Believing that our ChR2 was not functioning correctly, we used an alternative method to detect the influx of calcium that an open ChR2 or CatCh channel would have caused: calcium sensitive dyes. We treated our cells transfected with only ChR2 with a dye known as X-rhod-1 that glows brightly when in the presence of calcium. We also used a far more intense laser from a confocal microscope that we hoped could force the ChR2 to open. Unfortunately, our results were again, less than spectacular, so we switched to yet another calcium sensitive dye, Fura-2, which also seemed to give us confusing results.
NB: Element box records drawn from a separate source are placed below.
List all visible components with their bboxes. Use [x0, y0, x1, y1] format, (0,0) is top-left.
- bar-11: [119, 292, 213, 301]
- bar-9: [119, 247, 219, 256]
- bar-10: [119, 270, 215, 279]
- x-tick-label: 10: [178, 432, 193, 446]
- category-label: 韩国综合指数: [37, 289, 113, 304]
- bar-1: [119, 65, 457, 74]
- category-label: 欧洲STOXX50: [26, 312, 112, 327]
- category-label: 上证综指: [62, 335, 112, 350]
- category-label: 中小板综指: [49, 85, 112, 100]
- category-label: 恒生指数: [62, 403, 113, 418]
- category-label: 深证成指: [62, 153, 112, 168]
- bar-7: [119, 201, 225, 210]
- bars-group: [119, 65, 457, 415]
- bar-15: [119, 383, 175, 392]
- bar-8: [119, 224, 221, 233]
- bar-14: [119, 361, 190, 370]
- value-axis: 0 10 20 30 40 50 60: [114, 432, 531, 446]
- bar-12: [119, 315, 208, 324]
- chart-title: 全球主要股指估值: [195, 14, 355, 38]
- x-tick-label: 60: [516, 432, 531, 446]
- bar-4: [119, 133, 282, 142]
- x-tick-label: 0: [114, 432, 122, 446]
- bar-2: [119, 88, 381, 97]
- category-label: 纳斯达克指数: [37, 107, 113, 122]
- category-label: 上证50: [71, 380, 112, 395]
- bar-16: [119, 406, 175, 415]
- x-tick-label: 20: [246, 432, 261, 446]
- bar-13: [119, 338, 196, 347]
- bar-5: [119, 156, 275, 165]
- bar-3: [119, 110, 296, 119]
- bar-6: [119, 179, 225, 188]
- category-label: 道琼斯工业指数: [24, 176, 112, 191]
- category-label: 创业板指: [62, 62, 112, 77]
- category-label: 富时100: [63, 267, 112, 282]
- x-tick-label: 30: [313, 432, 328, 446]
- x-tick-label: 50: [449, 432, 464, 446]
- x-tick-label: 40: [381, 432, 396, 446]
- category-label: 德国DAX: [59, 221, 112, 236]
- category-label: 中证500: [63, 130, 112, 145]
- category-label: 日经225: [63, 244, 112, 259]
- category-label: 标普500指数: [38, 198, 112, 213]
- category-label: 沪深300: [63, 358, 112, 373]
Ultimately, we believe that while the light emitting portion of our light-based cellular signaling project was reasonably successful, due to the our inability to get Channelrhodopsin to work, we were unable to fully realize our dream of a light based cellular signaling system. However, we believe that we have identified the issue. After revisiting the experiment towards the end of our experiments, we found that several papers have implicated all-trans-retinal as an important cofactor in the proper function of ChR2 and CatCh. Therefore, we believe that the lack of retinal in our growth medium was the primary factor behind the failure of our experiments. Unfortunately, due to lack of time, we were unable to repeat the experiments, but we hope to continue our characterization.